Ter ondersteuning van deze theorie hebben de obsessies en compulsies die gepaard gaan met OCD vaak thema's die te maken hebben met seksualiteit, agressie en besmetting - de gedachten en impulsen die dit circuit bepaalt.

Bovendien hebben neuroimaging-onderzoeken, waarin wetenschappers en artsen naar uw hersenen kijken, abnormale activiteit in dit hersencircuit bevestigd. Scans van mensen met ocs vertonen abnormale activiteit in verschillende delen van dit circuit, waaronder de orbitale frontale cortex, cingulate cortex, p-0 en caudate nucleus van de basale ganglia.

Omdat veel mensen met OCD reageren op een behandeling met medicijnen, waaronder selectieve serotonineheropnameremmers (SSRI's) , die de neurochemische serotonine versterken, is gesuggereerd dat ontregeling van dit hersencircuit mogelijk verband houdt met een probleem met het serotoninesysteem.

Er wordt ook aangenomen dat het een genetische component is voor OCS. Je hebt meer kans OCD te ontwikkelen als een familielid OCD heeft en ongeveer 25 procent van de mensen met OCD een naaste familielid hebben met de aandoening.
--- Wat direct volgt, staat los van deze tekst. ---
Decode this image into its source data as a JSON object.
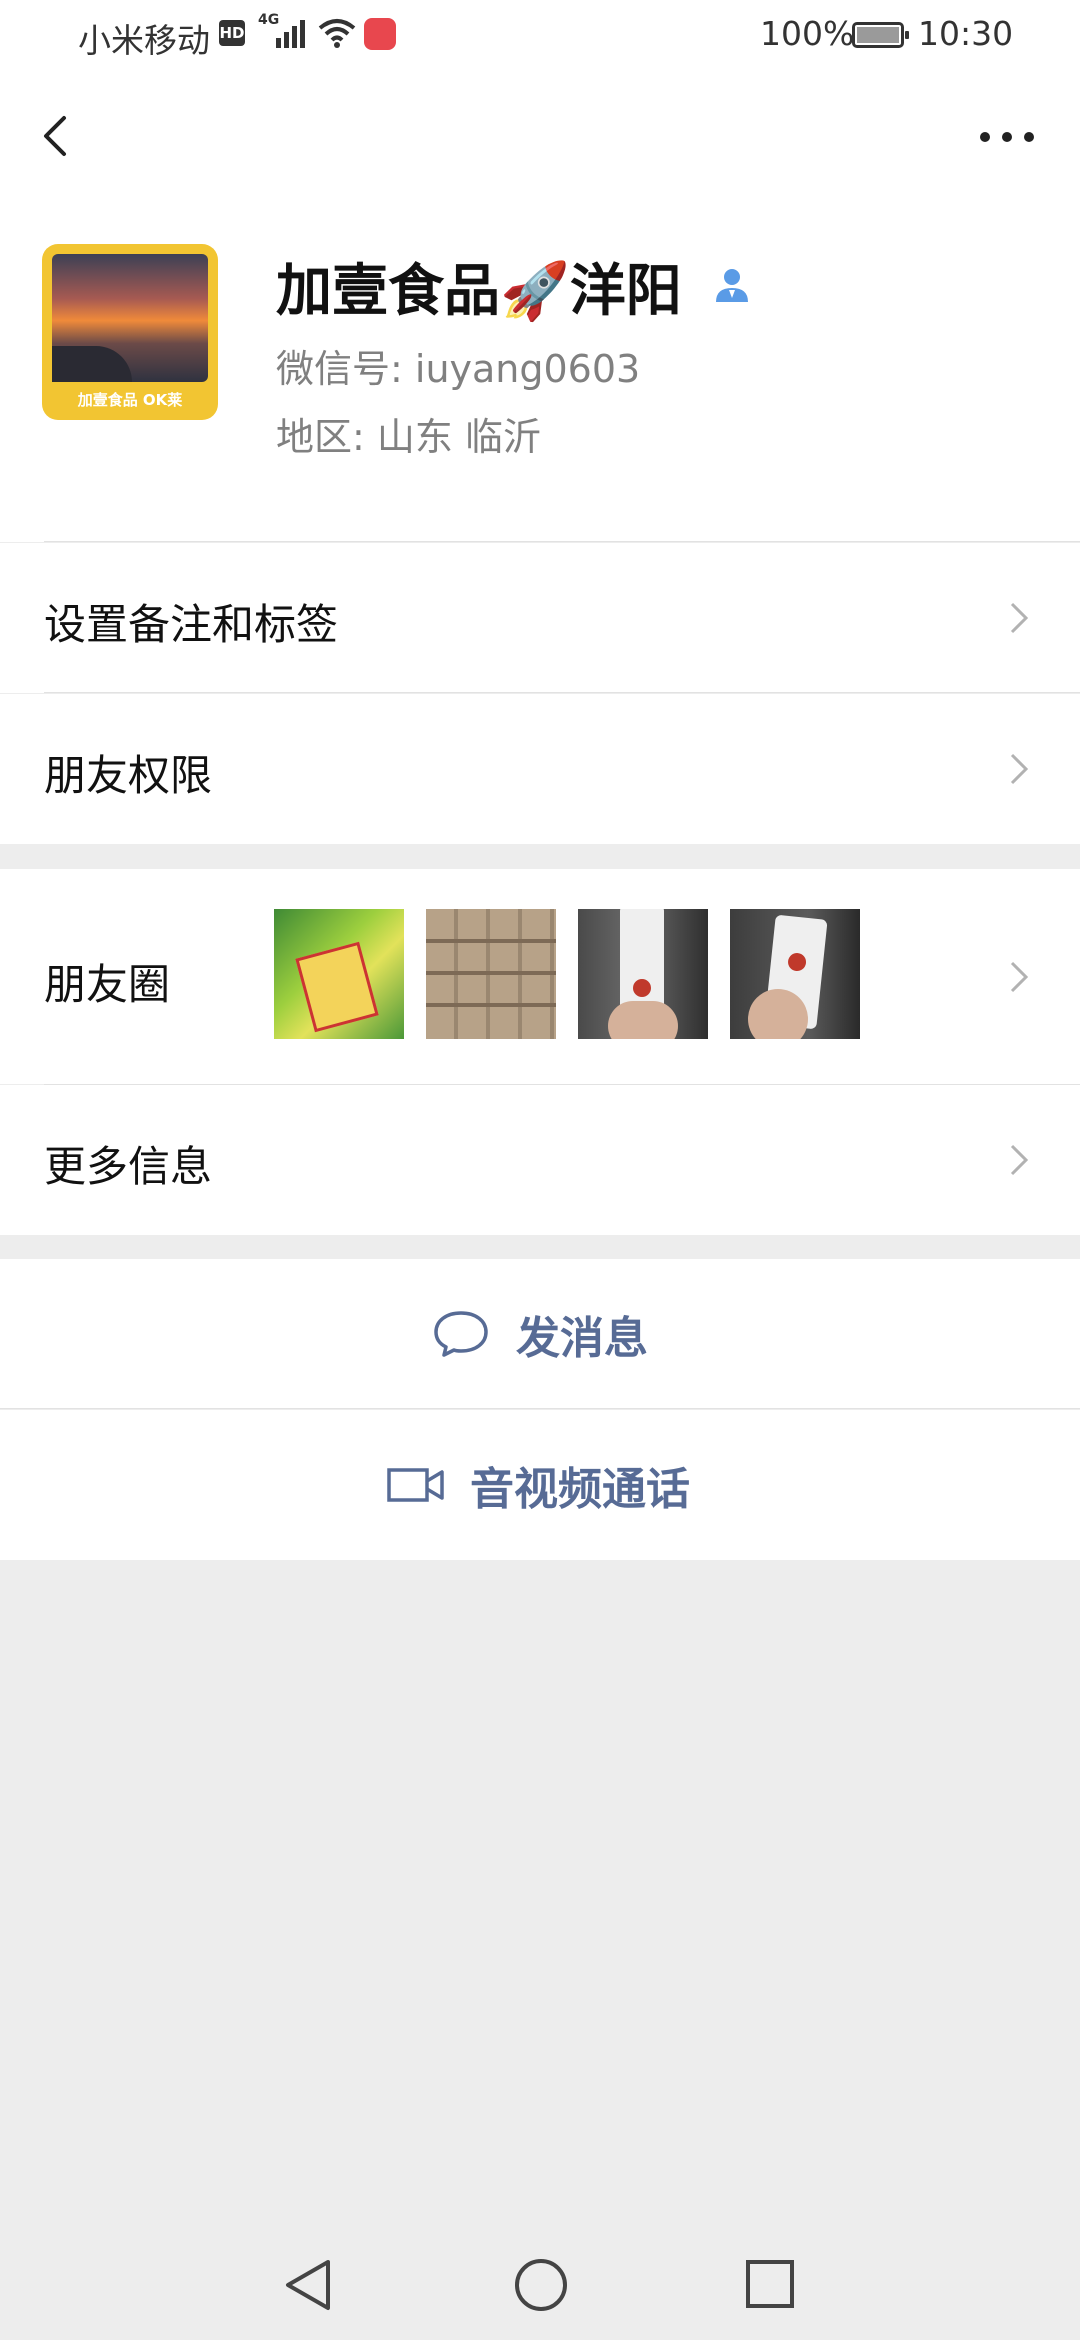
{
  "status_bar": {
    "carrier": "小米移动",
    "hd_badge": "HD",
    "network": "4G",
    "battery": "100%",
    "time": "10:30"
  },
  "profile": {
    "nickname_part1": "加壹食品",
    "nickname_emoji": "🚀",
    "nickname_part2": "洋阳",
    "wechat_id": "微信号: iuyang0603",
    "region": "地区: 山东  临沂",
    "avatar_caption": "加壹食品 OK莱"
  },
  "menu": {
    "remark_tags": "设置备注和标签",
    "friend_permissions": "朋友权限",
    "moments": "朋友圈",
    "more_info": "更多信息"
  },
  "actions": {
    "send_message": "发消息",
    "video_call": "音视频通话"
  },
  "colors": {
    "link_blue": "#576b95",
    "background": "#ededed"
  }
}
Ter illustratie van een genetische link hebben tweelingstudies ook aangetoond dat beide identieke tweelingen waarschijnlijk OCD ontwikkelen als één tweeling de aandoening heeft. Tweelingstudies hebben ook aangetoond dat genetica tussen 45 en 60 procent van uw risico op het ontwikkelen van OCD kan omvatten.
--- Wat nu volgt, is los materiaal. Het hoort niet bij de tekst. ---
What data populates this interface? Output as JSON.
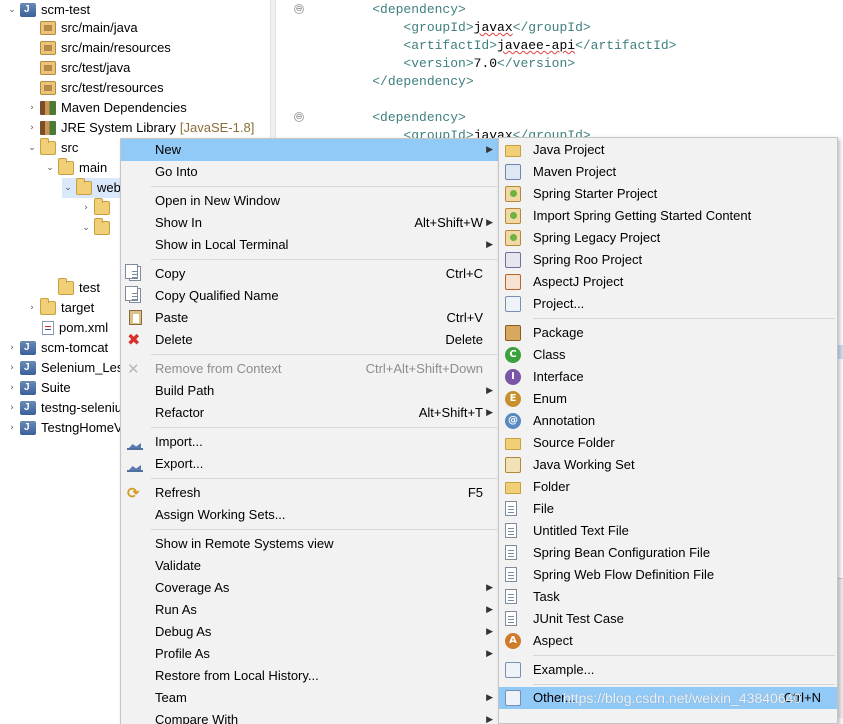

Cognitief-gedragstheorieën

Bijna iedereen ervaart bizarre of onverwachte gedachten gedurende de dag.

Volgens cognitieve gedragstheorieën van ocs, als je kwetsbaar bent voor ocs, kun je deze gedachten niet negeren. Bovendien kunt u het gevoel hebben dat u deze gedachten kunt beheersen en dat deze gedachten gevaarlijk zijn.

Je zou bijvoorbeeld kunnen geloven dat het hebben van deze gedachten betekent dat je gek wordt of dat je misschien het ingebeelde of gevreesde gedrag uitvoert (zoals je partner steken).
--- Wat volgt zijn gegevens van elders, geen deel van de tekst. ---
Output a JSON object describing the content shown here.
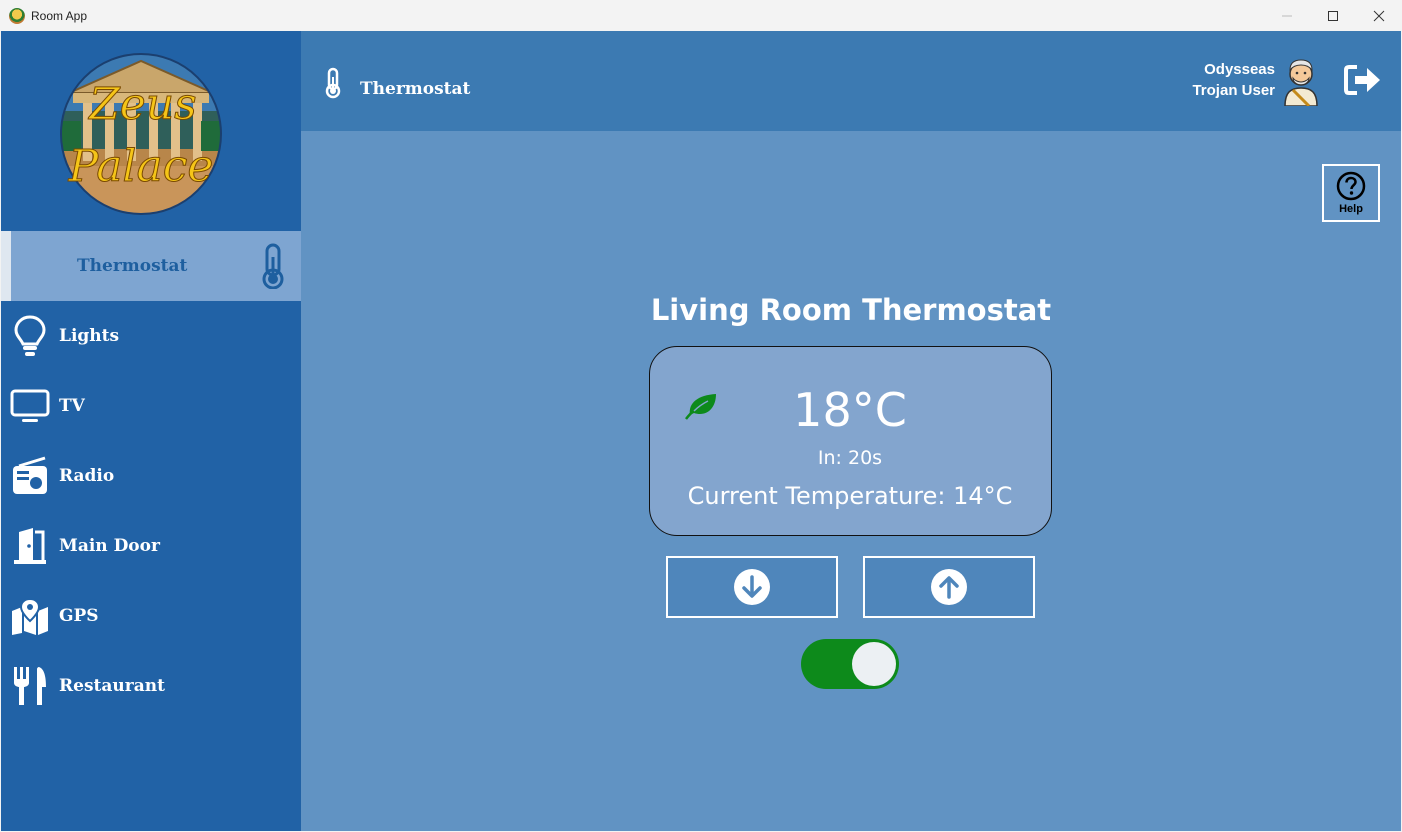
{
  "window": {
    "title": "Room App"
  },
  "sidebar": {
    "logo_alt": "Zeus Palace",
    "logo_line1": "Zeus",
    "logo_line2": "Palace",
    "items": [
      {
        "label": "Thermostat",
        "icon": "thermometer-icon",
        "active": true
      },
      {
        "label": "Lights",
        "icon": "lightbulb-icon"
      },
      {
        "label": "TV",
        "icon": "tv-icon"
      },
      {
        "label": "Radio",
        "icon": "radio-icon"
      },
      {
        "label": "Main Door",
        "icon": "door-icon"
      },
      {
        "label": "GPS",
        "icon": "map-icon"
      },
      {
        "label": "Restaurant",
        "icon": "utensils-icon"
      }
    ]
  },
  "header": {
    "title": "Thermostat",
    "icon": "thermometer-icon",
    "user_name": "Odysseas",
    "user_role": "Trojan User",
    "logout_icon": "logout-icon"
  },
  "main": {
    "help_label": "Help",
    "room_title": "Living Room Thermostat",
    "target_temp": "18°C",
    "countdown": "In: 20s",
    "current_temp": "Current Temperature: 14°C",
    "eco_icon": "leaf-icon",
    "toggle_on": true
  },
  "colors": {
    "sidebar": "#2162a6",
    "header": "#3c7ab2",
    "main": "#6193c3",
    "card": "#83a5ce",
    "toggle_on": "#0d8a1b",
    "leaf": "#0d8a1b"
  }
}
Omdat deze gedachten als gevaarlijk worden bestempeld, blijf je waakzaam en waakzaam, net zoals je constant uit het raam kijkt als je hoort dat er een inbreker in de buurt was.

Het voortdurend opmerken van deze gedachten versterkt de gevaarlijkheid van deze gedachten nog meer. Dit zorgt voor een vicieuze cirkel waarin je vast komt te zitten en deze gevaarlijke gedachten in de gaten houdt. Vastzitten in deze cyclus kan het moeilijk - zo niet onmogelijk - maken om je te concentreren op iets anders dan de verontrustende gedachten en een obsessie is geboren.

Compulsies zoals handen wassen kunnen een geleerd proces zijn. Als u bijvoorbeeld besmetting voelt, kunt u uw handen wassen. Dit vermindert uw onrust die goed aanvoelt en op zijn beurt het wasgedrag van de handen versterkt. Door deze versterking, elke keer dat je de obsessie (zoals besmetting) ervaart, voer je de dwang uit (zoals het wassen van hun handen) om je angst te verminderen.

Psychodynamische theorieën

Psychodynamische theorieën van OCS benadrukken dat obsessies en dwanghandelingen tekenen zijn van een onbewust conflict dat u probeert te onderdrukken, op te lossen of het hoofd te bieden. Deze conflicten ontstaan ​​wanneer een onbewuste wens (meestal gerelateerd aan een seksuele of agressieve drang) op gespannen voet staat met sociaal aanvaardbaar gedrag.

Er is gesuggereerd dat wanneer deze conflicten extreem afstotelijk of verontrustend zijn, je ze alleen indirect kunt aanpakken door het conflict over te brengen naar iets handzamer, zoals handen wassen, controleren of bestellen .

Hoewel is gesuggereerd dat het bewust maken van deze conflicten de symptomen van OCD kan verminderen, is er weinig wetenschappelijk bewijs om aan te tonen dat dit daadwerkelijk werkt.

bronnen:

Butcher, JN, Mineka, S., Hooley, JM "Abnormal Psychology, 13th ed." 2007 Toronto, ON Pearson.

Nolen-Hoeksema, S. "Abnormal Psychology, 4th ed." 2007 New York, NY: McGraw-Hill.